There are a few things that will always make me think of my grandma Mimi- homemade preserves, fresh crepes, the famous buche de noel and of course bruschetta. She is a marvel in the kitchen, she takes the simplest ingredients and whips together the most delicious food. She is the inspiration behind my cooking, having been so from the start.
2 garlic cloves
3/4 tablespoon apple cider vinegar
2 tablespoons olive oil
2 vine ripe tomatoes, diced into bite sized pieces
1 tablespoons basil, minced
Hefty pinch of coarse salt
1/2 baguette or GF alternative, cut into 1/2 pieces
Using the back of your knife, smash the garlic. Remove the skin from the smashed clove before giving it a rough dice through.
In a bowl whisk together the vinegar and olive oil. Add the garlic to the bowl along with the diced tomatoes, basil, and a pinch of coarse salt.
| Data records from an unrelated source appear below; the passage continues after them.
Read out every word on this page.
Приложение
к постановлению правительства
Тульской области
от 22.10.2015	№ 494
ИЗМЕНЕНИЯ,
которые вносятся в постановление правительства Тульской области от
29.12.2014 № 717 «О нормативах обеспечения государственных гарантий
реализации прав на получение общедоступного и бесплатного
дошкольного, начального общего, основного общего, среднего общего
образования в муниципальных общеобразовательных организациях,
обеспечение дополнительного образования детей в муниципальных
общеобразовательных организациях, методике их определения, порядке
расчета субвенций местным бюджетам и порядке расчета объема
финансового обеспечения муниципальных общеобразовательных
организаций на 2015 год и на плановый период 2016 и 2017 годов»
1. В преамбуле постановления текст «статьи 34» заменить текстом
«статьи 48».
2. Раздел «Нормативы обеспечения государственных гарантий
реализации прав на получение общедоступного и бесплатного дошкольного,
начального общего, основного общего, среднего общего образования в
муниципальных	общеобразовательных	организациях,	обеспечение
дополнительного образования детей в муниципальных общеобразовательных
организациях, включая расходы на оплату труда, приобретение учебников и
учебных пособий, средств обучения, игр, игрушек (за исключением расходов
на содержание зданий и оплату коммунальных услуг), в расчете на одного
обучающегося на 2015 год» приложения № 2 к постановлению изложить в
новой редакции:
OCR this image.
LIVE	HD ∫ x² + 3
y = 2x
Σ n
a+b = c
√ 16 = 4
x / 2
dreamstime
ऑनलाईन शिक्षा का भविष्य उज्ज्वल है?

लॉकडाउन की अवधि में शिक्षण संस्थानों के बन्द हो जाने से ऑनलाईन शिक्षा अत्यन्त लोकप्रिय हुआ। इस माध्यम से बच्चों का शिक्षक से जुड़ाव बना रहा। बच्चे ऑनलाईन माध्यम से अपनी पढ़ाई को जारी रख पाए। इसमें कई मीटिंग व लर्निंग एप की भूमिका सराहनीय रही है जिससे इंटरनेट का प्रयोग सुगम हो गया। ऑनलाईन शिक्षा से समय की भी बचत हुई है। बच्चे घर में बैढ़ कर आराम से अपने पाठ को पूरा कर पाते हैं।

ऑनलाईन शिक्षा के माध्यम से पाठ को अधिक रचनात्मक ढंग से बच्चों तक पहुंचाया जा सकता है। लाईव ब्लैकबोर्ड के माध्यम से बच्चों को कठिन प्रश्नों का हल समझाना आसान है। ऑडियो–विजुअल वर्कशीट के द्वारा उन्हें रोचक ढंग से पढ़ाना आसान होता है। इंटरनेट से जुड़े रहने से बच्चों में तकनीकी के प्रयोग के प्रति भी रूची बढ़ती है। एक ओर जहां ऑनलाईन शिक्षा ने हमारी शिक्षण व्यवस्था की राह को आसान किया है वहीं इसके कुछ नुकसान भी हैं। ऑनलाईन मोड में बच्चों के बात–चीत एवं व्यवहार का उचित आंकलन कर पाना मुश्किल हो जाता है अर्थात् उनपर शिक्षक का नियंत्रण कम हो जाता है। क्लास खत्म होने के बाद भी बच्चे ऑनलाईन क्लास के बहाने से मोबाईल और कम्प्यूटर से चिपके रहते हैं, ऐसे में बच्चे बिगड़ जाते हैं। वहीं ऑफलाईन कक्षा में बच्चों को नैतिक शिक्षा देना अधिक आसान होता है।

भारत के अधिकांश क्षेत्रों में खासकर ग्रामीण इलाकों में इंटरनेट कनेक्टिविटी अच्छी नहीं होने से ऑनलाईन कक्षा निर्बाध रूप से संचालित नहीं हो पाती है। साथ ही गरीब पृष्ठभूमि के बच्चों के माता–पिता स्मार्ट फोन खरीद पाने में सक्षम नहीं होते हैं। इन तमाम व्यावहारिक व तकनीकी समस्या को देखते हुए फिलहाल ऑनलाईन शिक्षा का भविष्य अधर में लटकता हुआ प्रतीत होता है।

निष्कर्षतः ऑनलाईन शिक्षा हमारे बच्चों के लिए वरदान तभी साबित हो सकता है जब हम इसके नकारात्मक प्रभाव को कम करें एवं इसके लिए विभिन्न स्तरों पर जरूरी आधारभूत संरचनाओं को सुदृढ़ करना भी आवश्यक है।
Place the bowl in the refrigerator to allow the flavors to marinate for a minimum of 30 minutes.
Place the baguette slices on a dry baking sheet and place in the oven, leaving the oven door ajar, broil until the tops are crispy and golden brown, no more than a minute or two.
Remove the toasted banquette slices from the oven and top with the tomatoes, drizzle with a little sauce from the bottom of the bowl and serve immediately.